KPSS testi an alternative test to check the stationarity of data. For the differnced data, test statistic showed less than critical values for each significance level. The time series is stationary.
ACF and PACF plots were applied to figure out the order or AR and MA, and check if stationary data is not a white noise. Only for the lag=0, for both ACF and PACF, there is a significant line, which allows to assume that p = 1 and q = 1.
Forecast was conducted manually and afterwards the results were double checked by auto ARIMA function. First, p and q was identified based on ACF and PACF graphs. The highest considered ARIMA model was ARIMA(1, 1, 1). Different variants were then tested based on AIC i BIC criteria. The best fitted model turned out to be ARIMA (0, 1, 1)
Ex-post tracking errror values were calculated to check the similarity of estimated and real values. The values showed, that the estimated model is well fitted. MAPE (the mean error in percents) wsa equal to 4,76% while the difference between mean prices was 87,3 dollars.

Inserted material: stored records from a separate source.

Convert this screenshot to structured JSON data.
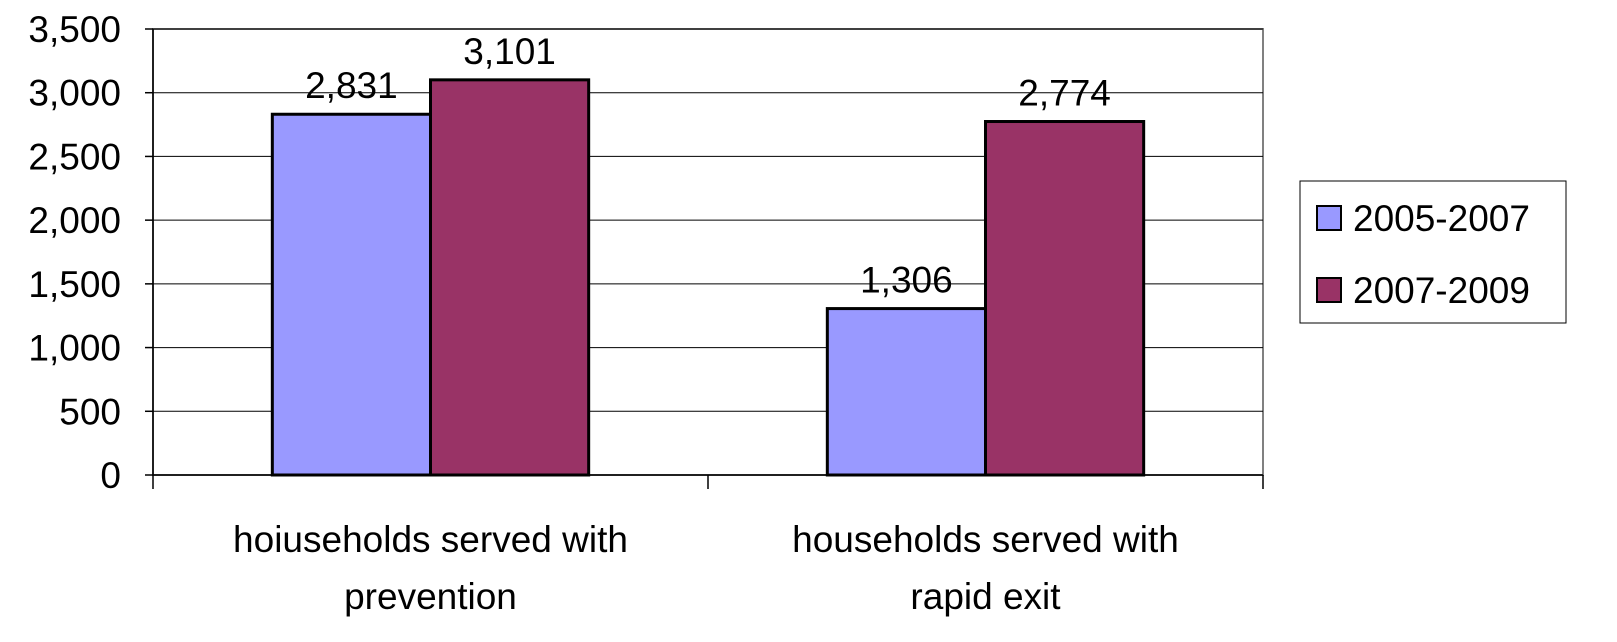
{
  "chart_data": {
    "type": "bar",
    "title": "",
    "xlabel": "",
    "ylabel": "",
    "categories": [
      [
        "hoiuseholds served with",
        "prevention"
      ],
      [
        "households served with",
        "rapid exit"
      ]
    ],
    "series": [
      {
        "name": "2005-2007",
        "color": "#9999ff",
        "values": [
          2831,
          1306
        ],
        "labels": [
          "2,831",
          "1,306"
        ]
      },
      {
        "name": "2007-2009",
        "color": "#993366",
        "values": [
          3101,
          2774
        ],
        "labels": [
          "3,101",
          "2,774"
        ]
      }
    ],
    "ylim": [
      0,
      3500
    ],
    "yticks": [
      0,
      500,
      1000,
      1500,
      2000,
      2500,
      3000,
      3500
    ],
    "ytick_labels": [
      "0",
      "500",
      "1,000",
      "1,500",
      "2,000",
      "2,500",
      "3,000",
      "3,500"
    ],
    "grid": true,
    "legend_position": "right"
  }
}
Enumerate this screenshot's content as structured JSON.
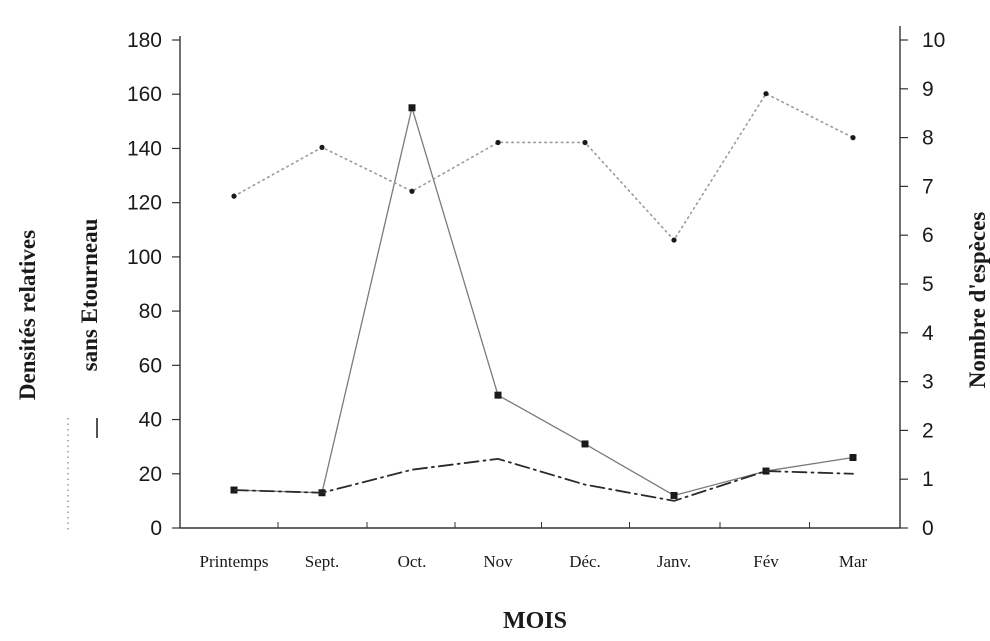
{
  "chart_data": {
    "type": "line",
    "categories": [
      "Printemps",
      "Sept.",
      "Oct.",
      "Nov",
      "Déc.",
      "Janv.",
      "Fév",
      "Mar"
    ],
    "xlabel": "MOIS",
    "ylabel_left_line1": "Densités relatives",
    "ylabel_left_line2": "sans Etourneau",
    "ylabel_right": "Nombre d'espèces",
    "ylim_left": [
      0,
      180
    ],
    "ylim_right": [
      0,
      10
    ],
    "yticks_left": [
      0,
      20,
      40,
      60,
      80,
      100,
      120,
      140,
      160,
      180
    ],
    "yticks_right": [
      0,
      1,
      2,
      3,
      4,
      5,
      6,
      7,
      8,
      9,
      10
    ],
    "grid": false,
    "series": [
      {
        "name": "",
        "axis": "left",
        "style": "solid-markers",
        "color": "#7a7a7a",
        "values": [
          14,
          13,
          155,
          49,
          31,
          12,
          21,
          26
        ]
      },
      {
        "name": "",
        "axis": "left",
        "style": "dash-dot",
        "color": "#2a2a2a",
        "values": [
          14,
          13,
          21.5,
          25.5,
          16,
          10,
          21,
          20
        ]
      },
      {
        "name": "",
        "axis": "right",
        "style": "dotted",
        "color": "#9a9a9a",
        "values": [
          6.8,
          7.8,
          6.9,
          7.9,
          7.9,
          5.9,
          8.9,
          8.0
        ]
      }
    ]
  }
}
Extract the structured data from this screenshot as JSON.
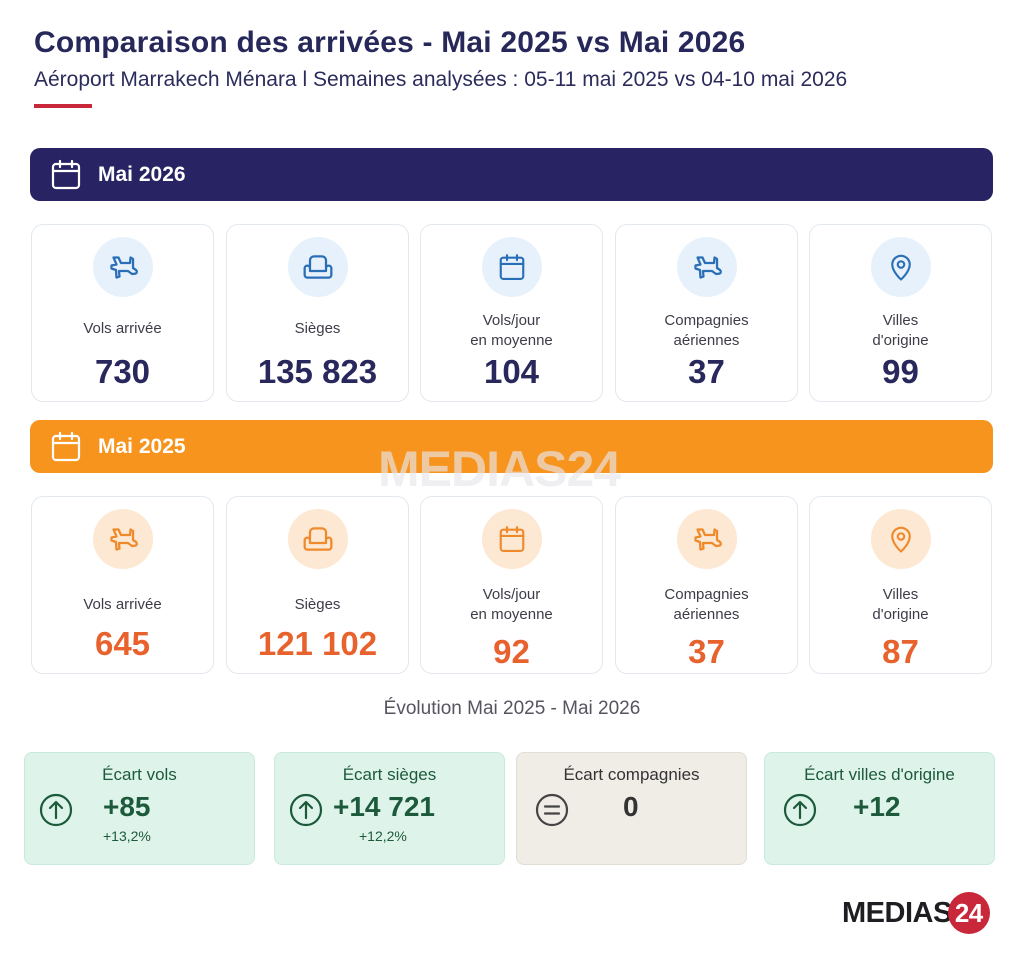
{
  "header": {
    "title": "Comparaison des arrivées - Mai 2025 vs Mai 2026",
    "subtitle": "Aéroport Marrakech Ménara  l  Semaines analysées : 05-11 mai 2025 vs 04-10 mai 2026"
  },
  "colors": {
    "navy": "#282463",
    "orange": "#f7941e",
    "value_orange": "#e8622d",
    "green": "#1d5a3c",
    "red_accent": "#c8283a"
  },
  "section_2026": {
    "label": "Mai 2026",
    "icon": "calendar-icon",
    "cards": [
      {
        "icon": "plane-icon",
        "label_line1": "Vols arrivée",
        "label_line2": "",
        "value": "730"
      },
      {
        "icon": "seat-icon",
        "label_line1": "Sièges",
        "label_line2": "",
        "value": "135 823"
      },
      {
        "icon": "calendar-icon",
        "label_line1": "Vols/jour",
        "label_line2": "en moyenne",
        "value": "104"
      },
      {
        "icon": "plane-icon",
        "label_line1": "Compagnies",
        "label_line2": "aériennes",
        "value": "37"
      },
      {
        "icon": "location-pin-icon",
        "label_line1": "Villes",
        "label_line2": "d'origine",
        "value": "99"
      }
    ]
  },
  "section_2025": {
    "label": "Mai 2025",
    "icon": "calendar-icon",
    "cards": [
      {
        "icon": "plane-icon",
        "label_line1": "Vols arrivée",
        "label_line2": "",
        "value": "645"
      },
      {
        "icon": "seat-icon",
        "label_line1": "Sièges",
        "label_line2": "",
        "value": "121 102"
      },
      {
        "icon": "calendar-icon",
        "label_line1": "Vols/jour",
        "label_line2": "en moyenne",
        "value": "92"
      },
      {
        "icon": "plane-icon",
        "label_line1": "Compagnies",
        "label_line2": "aériennes",
        "value": "37"
      },
      {
        "icon": "location-pin-icon",
        "label_line1": "Villes",
        "label_line2": "d'origine",
        "value": "87"
      }
    ]
  },
  "evolution": {
    "title": "Évolution Mai 2025 - Mai 2026",
    "items": [
      {
        "title": "Écart vols",
        "icon": "arrow-up-circle-icon",
        "value": "+85",
        "pct": "+13,2%"
      },
      {
        "title": "Écart sièges",
        "icon": "arrow-up-circle-icon",
        "value": "+14 721",
        "pct": "+12,2%"
      },
      {
        "title": "Écart compagnies",
        "icon": "equals-circle-icon",
        "value": "0",
        "pct": ""
      },
      {
        "title": "Écart villes d'origine",
        "icon": "arrow-up-circle-icon",
        "value": "+12",
        "pct": ""
      }
    ]
  },
  "branding": {
    "watermark": "MEDIAS24",
    "logo_text": "MEDIAS",
    "logo_number": "24"
  }
}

Prognosing financial data isn't a trivial task, becuase of the rapidly changing global market situation. However, some models can quite accurately estimate the values of chosen time series, for example gold prices. The result of this project is satisfactionary, as tracking errors showed there isn't much differnce between the real and estimated data. Moreover, multiple Python libraries have definitely helped to carry out the research (as compared to R, where some tests have to be performed manually).